Computing a Fourier transform with an Exponential

Question

If one has the following wave function in 'real' space $$ \phi(r) = e^{-a\sqrt{b^2+r^2}} $$ with $a,b\in\mathbb{R}$, is it possible to obtain an analytical form of the Fourier transformed expression $\widehat{\phi}(k)$. Computing $$ \widehat{\phi}(k)=\int^\infty_{-\infty} e^{-a\sqrt{b^2+r^2}}e^{-ikr}\,\mathrm dr $$ offers no help to a direct solution. Is there information in the literature I am missing on this. I've seen Wolfram math world has information on a FT of the function in the form $e^{-k_0|x|}$, but cannot see directly how this can be adapted to the above.

Answer 1

If you actually intend to integrate over all $ \bf \vec r$ in three-dimensional space then try using spherical coordinates.

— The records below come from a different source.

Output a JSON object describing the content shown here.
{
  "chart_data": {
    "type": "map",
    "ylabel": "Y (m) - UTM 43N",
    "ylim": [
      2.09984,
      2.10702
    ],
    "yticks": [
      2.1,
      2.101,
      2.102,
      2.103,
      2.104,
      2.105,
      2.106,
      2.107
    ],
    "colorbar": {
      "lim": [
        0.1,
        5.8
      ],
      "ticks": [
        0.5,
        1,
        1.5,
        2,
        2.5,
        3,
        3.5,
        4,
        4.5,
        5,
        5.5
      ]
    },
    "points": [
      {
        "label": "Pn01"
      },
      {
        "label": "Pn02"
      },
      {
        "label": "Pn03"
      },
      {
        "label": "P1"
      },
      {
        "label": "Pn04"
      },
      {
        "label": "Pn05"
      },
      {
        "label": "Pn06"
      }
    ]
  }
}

I'll use the pure mathematicians's conventions regarding spherical coordinate notation:

$|{\bf \vec r}|= \rho$ and $ dV=d( {\bf \vec r})_3 =\rho^2 \sin \phi \ d\phi \ d\theta \ d\rho$.

Write $ \bf{\vec k}\cdot \bf { \vec r} = \kappa \rho \cos \phi$. Then integrate out in $\phi $ first.

1. Note that $\int _{\phi=0}^{\phi=\pi} e^{- i\kappa \rho \cos \phi } \sin \phi d\phi$ can be evaluated explicitly using the substitution $u= \cos \phi$. You get $2 \frac{\sin (\kappa \rho)}{ \kappa \rho}$.

2. The integral in $\theta$ is trivial and contributes a factor of $2\pi$ to the total answer.

3. Then you must evaluate $\frac{4\pi}{\kappa} \int_{\rho=0}^{\rho=\infty} \rho {\sin (\kappa \rho)} e^{- a\sqrt{b^2 +\rho^2}} d \rho$. This is apparently not explicitly computable in elementary functions (even with Mathematica), but asymptotic approximations might be found using the Steepest Descent Method.